As the US-led coalition struggles to gain momentum in Afghanistan, neighbouring Pakistan will become more crucial in the broader campaign against terrorism during 2011.
The Taliban has shifted its focus to the restive north-west of the country and militant Islamist elements continue to exert strong influence inside the country’s military and security services.
Coalition unmanned combat aerial vehicles conduct almost daily strike missions inside Pakistan to try and destroy al-Qaeda’s leadership, but the risk of civilian casualties will remain high. Every dead civilian marks a major setback in the poor communities where the militants recruit their fighters.
The big fear in Washington and Canberra will remain Pakistan’s nuclear arsenal and the risk that nuclear weapons could fall into the hands of the militants. Any move in that direction would be met with maximum force from the US and its allies including Australia.
Maximum force is also on the agenda for nearby Iran which continues to stir the radical Islamist pot throughout the Middle East. The Iranian regime is hell bent on achieving a nuclear capability and the US is equally committed to preventing such an outcome. With nuclear-armed Israel standing by with its own version of ``maximum force’’ ready to fly against Tehran, Iran’s nuclear ambitions will feature prominently during 2011.
Further east on the Korean Peninsula nuclear war will remain a distinct possibility until the bizarre North Korean regime emerges from the shadows. Sabre rattling across the demilitarised zone intensified late last year and there is no reason to believe things will stabilise any time soon although the North’s announcement this week that it wants to re-join peace talks is a positive sign.
The big challenge in Korea will be avoiding mistakes that could tip the balance to all out war.
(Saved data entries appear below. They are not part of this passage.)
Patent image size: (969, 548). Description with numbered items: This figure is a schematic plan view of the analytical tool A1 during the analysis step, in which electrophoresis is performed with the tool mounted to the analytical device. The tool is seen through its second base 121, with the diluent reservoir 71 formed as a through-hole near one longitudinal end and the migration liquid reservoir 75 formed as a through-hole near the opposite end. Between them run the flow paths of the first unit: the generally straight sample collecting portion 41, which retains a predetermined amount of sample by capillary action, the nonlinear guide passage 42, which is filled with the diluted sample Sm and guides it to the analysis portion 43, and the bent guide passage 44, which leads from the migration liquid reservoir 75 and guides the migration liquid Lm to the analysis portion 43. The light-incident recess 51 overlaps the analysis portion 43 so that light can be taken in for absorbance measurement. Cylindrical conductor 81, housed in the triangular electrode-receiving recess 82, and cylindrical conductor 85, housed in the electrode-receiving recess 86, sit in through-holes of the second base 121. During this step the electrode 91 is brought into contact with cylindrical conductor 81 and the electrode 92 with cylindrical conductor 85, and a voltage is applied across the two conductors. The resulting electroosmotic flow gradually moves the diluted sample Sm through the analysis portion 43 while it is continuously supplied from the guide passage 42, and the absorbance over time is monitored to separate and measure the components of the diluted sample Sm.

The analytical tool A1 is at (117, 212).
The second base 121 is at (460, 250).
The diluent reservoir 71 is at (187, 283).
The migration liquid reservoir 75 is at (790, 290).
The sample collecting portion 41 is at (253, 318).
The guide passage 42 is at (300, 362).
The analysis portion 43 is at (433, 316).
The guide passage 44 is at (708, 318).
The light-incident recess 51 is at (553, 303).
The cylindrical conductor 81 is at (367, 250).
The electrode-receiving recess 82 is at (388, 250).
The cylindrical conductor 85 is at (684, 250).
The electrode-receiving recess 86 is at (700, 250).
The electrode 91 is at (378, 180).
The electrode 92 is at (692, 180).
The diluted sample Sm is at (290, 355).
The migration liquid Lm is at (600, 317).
If that happened then the US would back the South and under the ANZUS Treaty Australia would follow suit.
As the economic relationship between China and Taiwan deepens the likelihood of conflict will continue to wane.
Money talks and Chinese people on both sides of the Taiwan Strait are acutely aware that peace and stability bring profits and prosperity. Beijing will continue to covet Taiwan as part of the greater China, but the Chinese are patient and will hopefully continue to allow economics rather than guns to dictate events in the medium term.
Minor Islamic insurgencies across the region will play a role in Australia’s 2011 security agenda. Jemaah Islamiyah (JI) in Indonesia, Muslim separatists in southern Thailand and the Moro Islamic Liberation Front (MILF) and Abu Sayyaf in the Philippines will remain a thorn in the side of security planners in Canberra and a threat to Australian travellers.
Thanks to the efforts of Indonesian and Australian Federal Police the threat from JI has reduced, but the fanatics are still there and will be planning new attacks against decadent westerners.
China’s influence will continue to rise across the Pacific islands as Beijing attempts to buy friends with soft loans and generous aid programs in tiny struggling nations beset with depleted fish stocks and dwindling rainforests that are most at risk from climate change.
Fiji could become Australia’s biggest regional security headache in 2011.
The Australian Defence Force will continue to plan and train for a military evacuation of the thousands of Australians who work and holiday in the troubled country struggling under the weight of a bungling military dictatorship led by Australian trained Commodore Frank Bainimarama.
Back in Canberra cost cutting will remain the focus for the admirals, generals, air marshals and defence and national security mandarins this year.
There will be a new chief of defence in mid-year when Air Chief Marshal Angus Houston retires after two terms in the top job.
His replacement is likely to be the vice-chief Lieutenant General David Hurley and the rumour mill is rife with the possibility of new chiefs for the navy and army as well.
Afghanistan will be the headline issue for the ADF this year but there are plenty of other challenges looming.